Molecular Networks Created by Charge-Assisted Hydrogen Bonding in Phosphonate, Phosphate, and Sulfonate Salts of Bis(amidines)

Two bis­(amidines), 2,2′-bi-2-imidazoline (BI) and fluoflavin (FF), were treated with phosphonic, phosphoric, and sulfonic acids in an effort to produce crystalline salts composed of ions linked by networks of charge-assisted hydrogen bonds. As intended, mixing bis­(amidine) BI with 1,4-benzenediphosphonic acid and 1,3,5-benzenetriphosphonic acid yielded crystals of phosphonate salts of dication H2BI+2. Structural analyses showed that such salts tend to incorporate tapes composed of alternating dications and anions linked by multiple charge-assisted N–H···O hydrogen bonds of type R22(9) and R21(7).
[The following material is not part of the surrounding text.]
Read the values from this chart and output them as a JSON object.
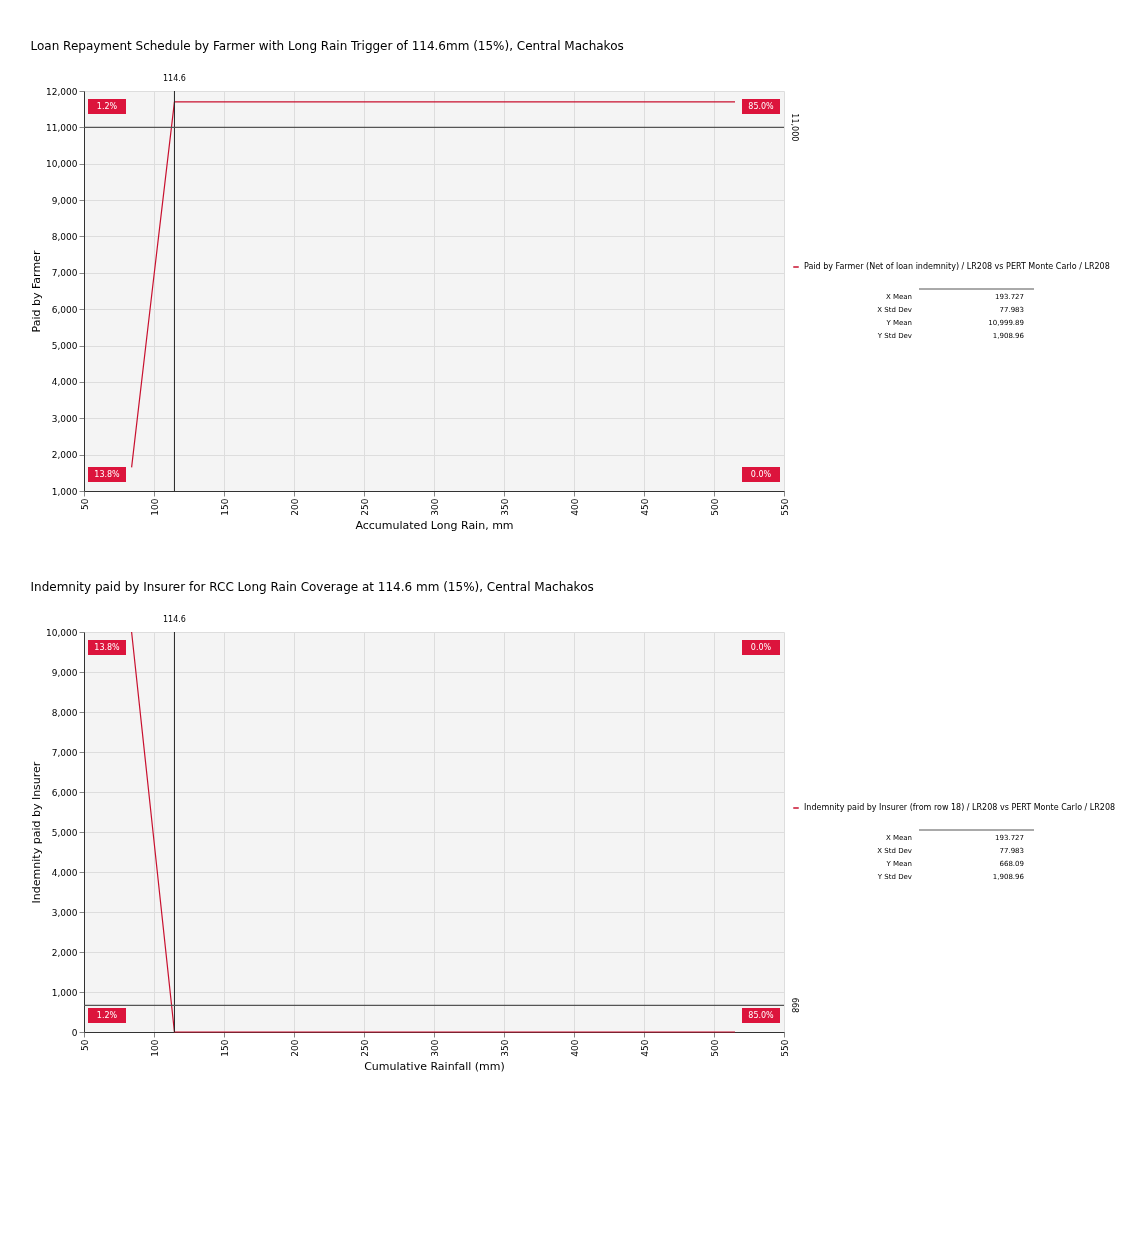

Typically, the ionic tapes are further connected to form sheets or other assemblies by additional O–H···O hydrogen bonds involving phosphonate anions. An analogous reaction of the more weakly basic bis­(amidine) FF with 1,4-benzenedisulfonic acid yielded only a sulfonate salt of monocation HFF+; however, diprotonation could be achieved by phosphoric acid to produce a crystalline salt built from stacks of H2FF+2 dications linked to phosphate anions by charge-assisted N–H···O hydrogen bonds of type R22(8). Together, these results demonstrate that acids with multiple PO­(OH)2 and SO2OH groups can react with bis­(amidines) to produce salts with structural features resulting predictably from the geometry of the ions and their ability to engage in multiple charge-assisted hydrogen bonds according to standard patterns.